People were moving on the roads and paths, headed out to their fields or pulling out carts laden with night soil. The road commonly called the Flats, which struck south into the lush farmlands of the Istrian Plain, was crowded. But traffic thinned out where the wide road known as the ridgeward Istri Walk pushed into the north alongside the great river. When the three reeves banked to head downstream along the great river for the first part of the journey, Joss noted how quickly traffic turned sparse on the seaward Istri Walk as well.

No one wanted to be far from the safety of the walls.

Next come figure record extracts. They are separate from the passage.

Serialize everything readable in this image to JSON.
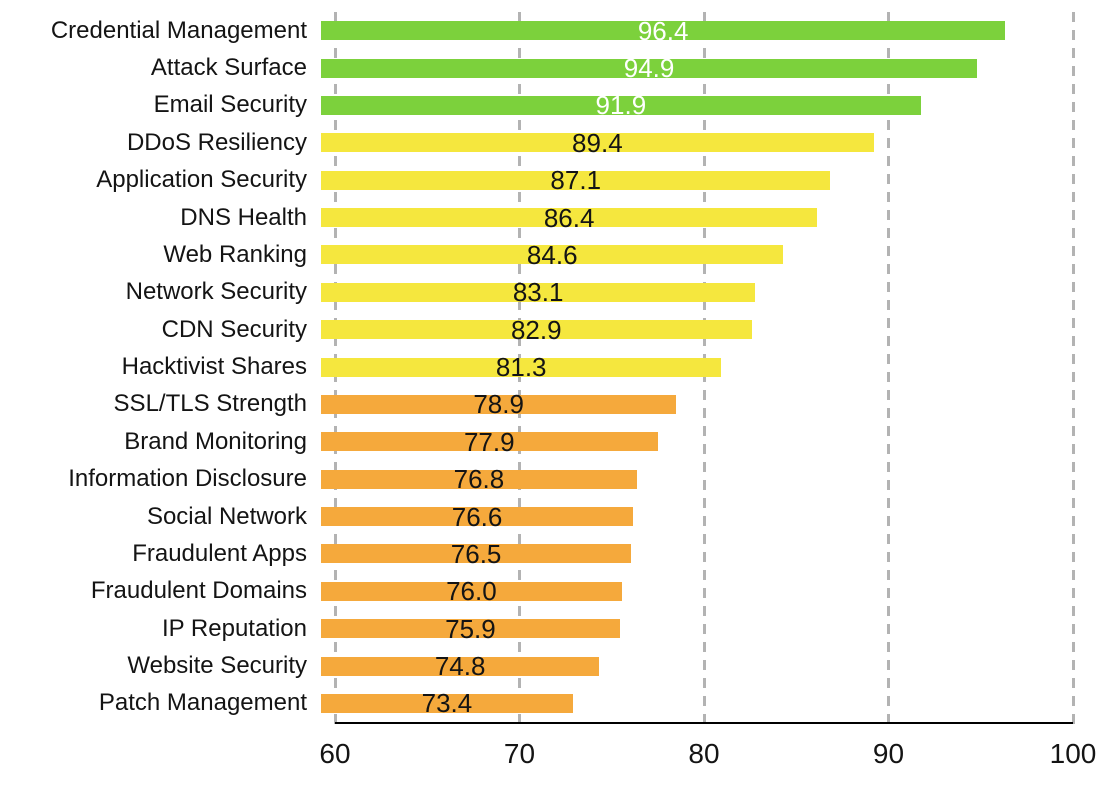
{
  "chart_data": {
    "type": "bar",
    "orientation": "horizontal",
    "title": "",
    "xlabel": "",
    "ylabel": "",
    "categories": [
      "Credential Management",
      "Attack Surface",
      "Email Security",
      "DDoS Resiliency",
      "Application Security",
      "DNS Health",
      "Web Ranking",
      "Network Security",
      "CDN Security",
      "Hacktivist Shares",
      "SSL/TLS Strength",
      "Brand Monitoring",
      "Information Disclosure",
      "Social Network",
      "Fraudulent Apps",
      "Fraudulent Domains",
      "IP Reputation",
      "Website Security",
      "Patch Management"
    ],
    "values": [
      96.4,
      94.9,
      91.9,
      89.4,
      87.1,
      86.4,
      84.6,
      83.1,
      82.9,
      81.3,
      78.9,
      77.9,
      76.8,
      76.6,
      76.5,
      76.0,
      75.9,
      74.8,
      73.4
    ],
    "value_labels": [
      "96.4",
      "94.9",
      "91.9",
      "89.4",
      "87.1",
      "86.4",
      "84.6",
      "83.1",
      "82.9",
      "81.3",
      "78.9",
      "77.9",
      "76.8",
      "76.6",
      "76.5",
      "76.0",
      "75.9",
      "74.8",
      "73.4"
    ],
    "color_groups": [
      "green",
      "green",
      "green",
      "yellow",
      "yellow",
      "yellow",
      "yellow",
      "yellow",
      "yellow",
      "yellow",
      "orange",
      "orange",
      "orange",
      "orange",
      "orange",
      "orange",
      "orange",
      "orange",
      "orange"
    ],
    "palette": {
      "green": "#7CD13C",
      "yellow": "#F5E73E",
      "orange": "#F5A93C"
    },
    "value_label_colors": {
      "green": "#ffffff",
      "yellow": "#141414",
      "orange": "#141414"
    },
    "xlim": [
      60,
      100
    ],
    "x_ticks": [
      60,
      70,
      80,
      90,
      100
    ],
    "x_tick_labels": [
      "60",
      "70",
      "80",
      "90",
      "100"
    ],
    "grid": "vertical-dashed",
    "gridline_color": "#b3b3b3",
    "axis_line_color": "#000000",
    "text_color": "#141414",
    "background": "#ffffff",
    "legend": "none"
  }
}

At length they gained enough height that they were ready to turn more or less due south onto the plain, the eagles gliding and losing altitude until they found another thermal radiating up from the ground as the earth warmed under the morning sun. Fields, hamlets, and villages dotted the plain. This time of year, stubble dried to yellow on harvested fields, in places already mulched and turned into the earth. Here and there dense white smoke rose up from fields being burned clean in preparation for the coming new year's rains. Farmers repaired irrigation ditches, mended fences, and restored the embankments that protected against flooding. Artisans gathered around smoking kilns or arranged bricks in ranks to dry in the sun. Everywhere folk worked on fortifications, digging out and raising earthworks or fragile brick walls around the ten and thousand villages of Istria that had for as long as anyone remembered lived in relative peace.